I am doing BMX now here, it's a short 400 meter spring and to pedal. It's similar but a different training sport, but the counting goes on. I made a comment off the cuff to a 14 year old expert about changing a gear ratio 0.1-T or we use decimal gearing since it's single speed bikes. IT pinch ratio you can have the same gear ratio in a chart book. IE 41-18 X 24" circumference tire. At the big races towards end of day I would lose power. So I'd go down to a 40.9-t custom gear. It's still a 41T sprocket but the circumference of the gear is small, so it's a lower ration shorter roll out IE I crank revolution 2.277 vs. a 2.72222. t changes it just a tick and its enough to help.

Our friend, an MIT grad and racer, picked up on our questions to why the same gears felt a tick different on other bikes and he'd always say, "it's not same ratio," it's tire diameter or pinch in gear brands.
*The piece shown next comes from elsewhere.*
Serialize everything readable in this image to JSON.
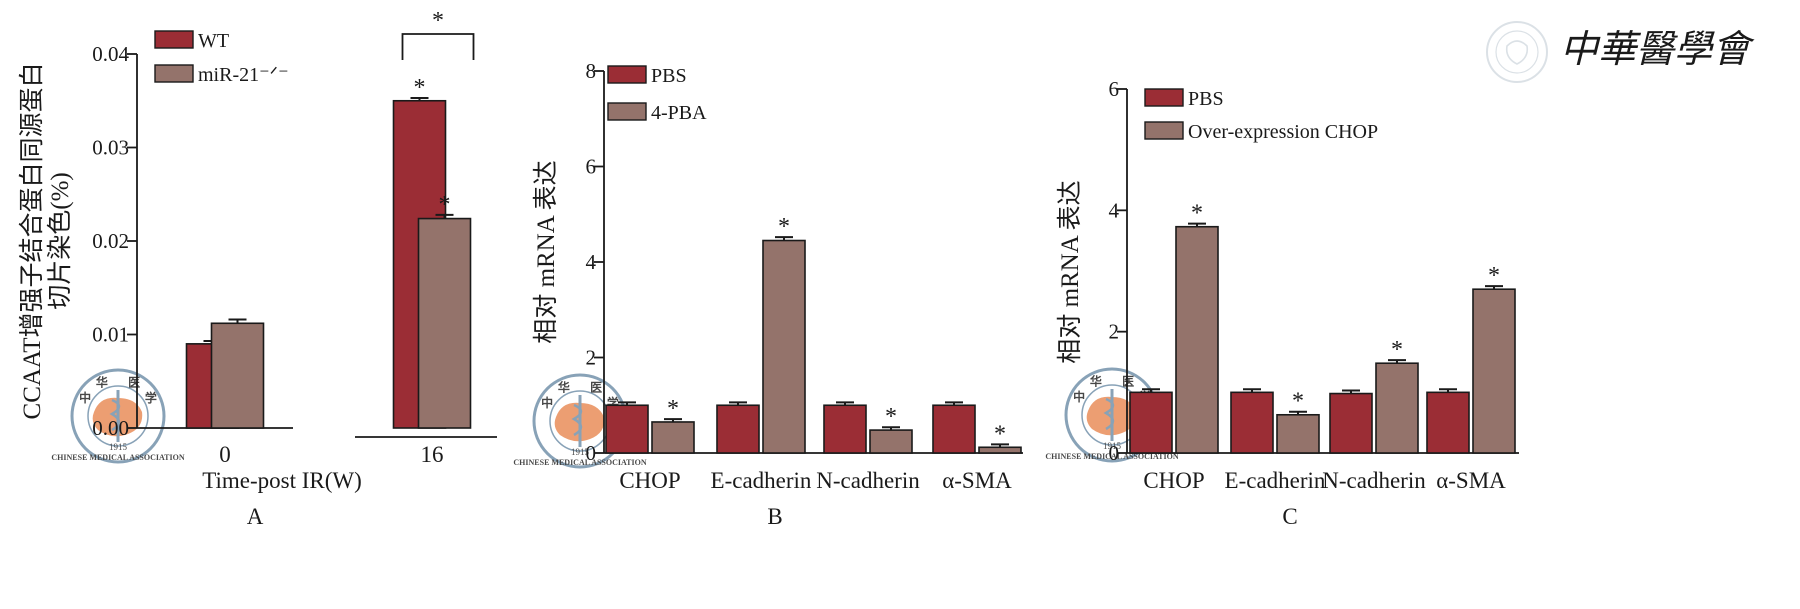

So he invented a new business. Guys ask me if it works and I burst out laughing. I been doing that for 30 years. (Yet dad didn't have CNC machine so we have to mess with combinations IE got from 41-18 to 36-16 but we measured and charted ever, single combination on every race every track every time.)

Bottom line for MX, BMX, or any other sport. I never ran a 4.5 40' and can't run under a 22 minute 5k so I was always stuck in the middle and never a great athlete. The only reason I ever won a national event racing was counting, everything. Yet in baseball or the A pro level of all racing… "everyone does that".

Anatoly Veltman writes: 

Drop shots are akin to those who try to "provide liquidity" against an Elliott Wave impulse (offering against the third wave, or early on against the fifth).

Jeff Watson writes: 

 Just exactly what is an Elliott wave???? Has anyone ever seen one, or do they only exist in hindsight?